Computing Dvoretzky–Kiefer–Wolfowitz bounds in MATLAB

Question

When I run the Kolmogorov-Smirnov test (kstest2 function in MATLAB) on two given data vectors, I get the value of KS Statistic. How should I compute Dvoretzky–Kiefer–Wolfowitz (DKW) bound using this information? When I look at the wiki and other web pages, it looks like if I plot the ECDF, the entire ECDF would be bounded by two curves (e.g. slide 14 here: http://cseweb.ucsd.edu/classes/fa07/cse103/CDFs.pdf). However, it appears to me that the DKW bound would just be a single value and not bounded on both sides. Could someone please explain computation of this bound in MATLAB? Any help would be greatly appreciated. Thanks.

Regards, RD

Answer 1

It sounds like you want to compute a confidence band: a region that contains the whole CDF with probability $1-\alpha$. Doing this with the Dvoretzky–Kiefer–Wolfowitz inequality involves three steps:

1. Generate the CDF (i.e., sort and count your values--trivial in matlab)

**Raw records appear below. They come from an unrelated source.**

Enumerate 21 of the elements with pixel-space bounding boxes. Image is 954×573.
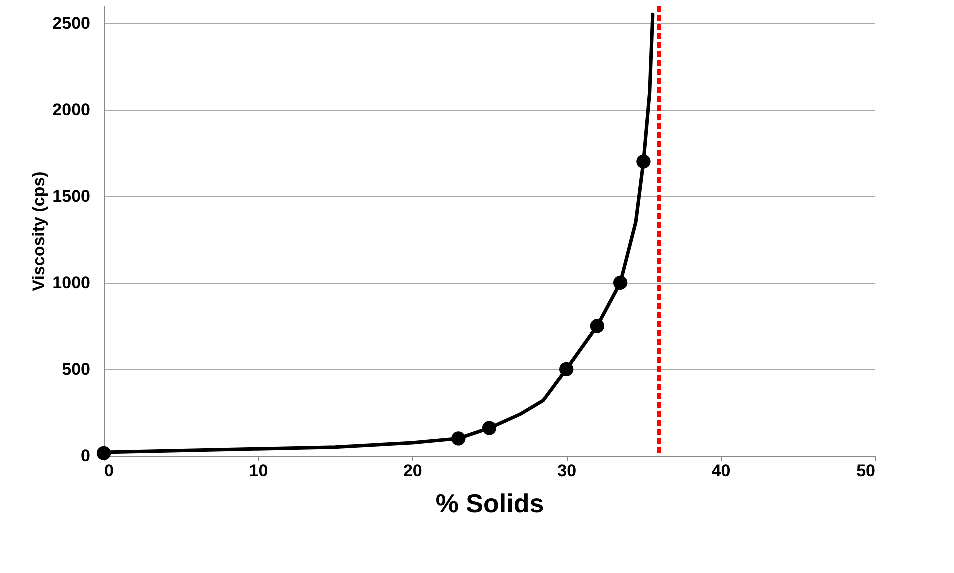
point xyxy=(636,154,651,169)
point xyxy=(96,446,112,460)
x-tick-label: 50 xyxy=(856,462,876,480)
y-tick-label: 500 xyxy=(62,360,90,379)
y-tick-label: 1000 xyxy=(52,273,90,292)
point xyxy=(560,362,574,377)
point xyxy=(590,319,605,334)
point xyxy=(452,432,466,446)
point xyxy=(482,421,497,436)
y-tick-label: 1500 xyxy=(52,186,90,206)
y-tick-label: 0 xyxy=(81,446,90,466)
x-tick-label: 30 xyxy=(558,462,577,480)
x-tick-label: 10 xyxy=(249,462,268,480)
y-tick-label: 2500 xyxy=(52,14,90,33)
x-tick-label: 0 xyxy=(104,462,114,480)
x-tick-label: 20 xyxy=(403,462,422,480)
y-axis-title: Viscosity (cps) xyxy=(30,172,49,292)
x-axis-title: % Solids xyxy=(436,488,544,518)
point xyxy=(614,276,628,290)
y-tick-label: 2000 xyxy=(52,100,90,120)
x-tick-label: 40 xyxy=(712,462,731,480)
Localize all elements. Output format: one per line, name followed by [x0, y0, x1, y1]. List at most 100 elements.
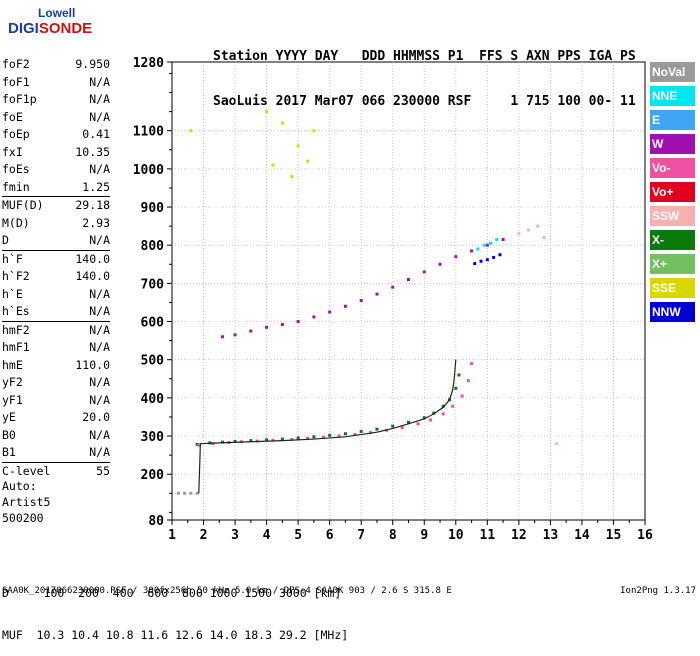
data-point [479, 259, 483, 263]
parameter-value: N/A [89, 162, 110, 176]
x-tick-label: 13 [543, 528, 559, 543]
parameter-value: N/A [89, 92, 110, 106]
parameter-value: N/A [89, 392, 110, 407]
data-point [375, 427, 379, 431]
y-tick-label: 900 [141, 201, 165, 216]
data-point [359, 299, 363, 303]
data-point [526, 228, 530, 232]
ionogram-plot: 1 2 3 4 5 6 7 8 9 10 11 12 13 14 15 1680200300400500600… [133, 56, 653, 543]
data-point [343, 432, 347, 436]
data-point [189, 491, 193, 495]
data-point [438, 262, 442, 266]
parameter-name: foF2 [2, 57, 30, 71]
x-tick-label: 4 [263, 528, 271, 543]
legend-item: Vo- [650, 158, 695, 178]
legend-item: Vo+ [650, 182, 695, 202]
data-point [476, 247, 480, 251]
legend-item: E [650, 110, 695, 130]
data-point [359, 429, 363, 433]
x-tick-label: 9 [420, 528, 428, 543]
y-tick-label: 80 [148, 514, 164, 529]
data-point [353, 433, 357, 437]
parameter-value: 20.0 [82, 410, 110, 424]
parameter-value: 140.0 [75, 251, 110, 266]
parameter-name: MUF(D) [2, 198, 44, 212]
y-tick-label: 400 [141, 392, 165, 407]
data-point [466, 379, 470, 383]
data-point [306, 159, 310, 163]
legend-item: W [650, 134, 695, 154]
data-point [441, 404, 445, 408]
header-values: SaoLuis 2017 Mar07 066 230000 RSF 1 715 … [213, 94, 636, 109]
x-tick-label: 1 [168, 528, 176, 543]
x-tick-label: 6 [326, 528, 334, 543]
parameter-name: B1 [2, 445, 16, 459]
x-tick-label: 10 [448, 528, 464, 543]
data-point [407, 278, 410, 282]
data-point [312, 129, 316, 133]
legend-item: NNW [650, 302, 695, 322]
x-tick-label: 14 [574, 528, 590, 543]
x-tick-label: 2 [200, 528, 208, 543]
parameter-row: foF1p N/A [2, 91, 110, 109]
data-point [492, 255, 496, 259]
data-point [290, 175, 294, 178]
data-point [176, 491, 180, 495]
parameter-value: 2.93 [82, 215, 110, 230]
y-tick-label: 800 [141, 239, 165, 254]
x-tick-label: 5 [294, 528, 302, 543]
data-point [312, 435, 316, 439]
parameter-name: yE [2, 410, 16, 424]
data-point [488, 241, 492, 245]
parameter-name: foF1 [2, 74, 30, 89]
data-point [470, 249, 474, 253]
data-point [189, 129, 193, 133]
muf-distance-row: D 100 200 400 600 800 1000 1500 3000 [km… [2, 586, 342, 600]
parameter-separator [2, 320, 110, 322]
software-version: Ion2Png 1.3.17 [620, 586, 696, 596]
y-tick-label: 600 [141, 316, 165, 331]
parameter-row: C-level 55 [2, 463, 110, 481]
x-tick-label: 12 [511, 528, 527, 543]
data-point [271, 438, 275, 442]
y-tick-label: 200 [141, 468, 165, 483]
x-tick-label: 16 [637, 528, 653, 543]
y-tick-label: 300 [141, 430, 165, 445]
data-point [220, 440, 224, 444]
data-point [517, 232, 521, 236]
data-point [296, 320, 300, 324]
parameter-name: hmF1 [2, 340, 30, 354]
data-point [265, 438, 269, 442]
data-point [457, 373, 461, 377]
data-point [280, 437, 284, 441]
data-point [306, 436, 310, 440]
parameter-row: yF2 N/A [2, 374, 110, 392]
station-header: Station YYYY DAY DDD HHMMSS P1 FFS S AXN… [213, 19, 636, 124]
parameter-value: 9.950 [75, 57, 110, 71]
data-point [485, 258, 489, 262]
parameter-name: hmE [2, 357, 23, 372]
parameter-value: 10.35 [75, 144, 110, 159]
parameter-name: fmin [2, 179, 30, 194]
parameter-row: foF2 9.950 [2, 56, 110, 74]
parameter-name: M(D) [2, 215, 30, 230]
parameter-value: N/A [89, 74, 110, 89]
data-point [407, 420, 410, 424]
parameter-row: MUF(D) 29.18 [2, 197, 110, 215]
y-tick-label: 1280 [133, 56, 164, 71]
data-point [249, 329, 253, 333]
muf-table: D 100 200 400 600 800 1000 1500 3000 [km… [2, 558, 348, 656]
parameter-row: fmin 1.25 [2, 179, 110, 197]
parameter-name: yF1 [2, 392, 23, 407]
data-point [485, 243, 489, 247]
direction-legend: NoVal NNE E W Vo- Vo+ SSW X- X+ SSE NNW [650, 62, 695, 326]
data-point [328, 433, 332, 437]
parameter-name: h`F2 [2, 269, 30, 283]
legend-item: X- [650, 230, 695, 250]
parameter-value: N/A [89, 233, 110, 247]
parameter-name: yF2 [2, 375, 23, 389]
data-point [271, 163, 275, 167]
parameter-value: 29.18 [75, 198, 110, 212]
parameter-value: N/A [89, 322, 110, 337]
auto-label: Auto: [2, 479, 37, 493]
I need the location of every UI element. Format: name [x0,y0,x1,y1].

2. The inequality itself says that $$ P\bigg(\sup_x \big|F(x) - \hat{F}(x)\big| \gt \epsilon\bigg) \le 2\exp(-2n\epsilon^2)$$ where $F(x)$ is the "true" population CDF, $\hat{F}(x)$ is your sample CDF, and $n$ is the number of data points. Setting the right hand side of that inequality to $\alpha$ and rearranging yields:

$$ \epsilon = \sqrt{\frac{1}{2n}\log\bigg(\frac{2}{\alpha}}\bigg)$$

3. You can now draw the confidence band. The confidence band has an upper edge $U(x)$ and a lower edge $L(x)$: $$ \begin{align*} L(x) = max\{\hat{F}(x) &- \epsilon, 0\} \\ U(x) = min\{\hat{F}(x) &+ \epsilon, 1\} \end{align*}$$

Translating this into matlab is pretty trivial:

function [low_edge, F_hat, hi_edge, x] = dkw_bounds(data, alpha) [F_hat, x] = ecdf(data); epsilon = sqrt(ln(2/alpha)/(2*length(data))); low_edge = max(F_hat - epsilon, 0); %Does the right thing here, use pmax in R hi_edge = min(F_hat + epsilon, 1); end

You can then plot the three curves, use them to form a patch, etc.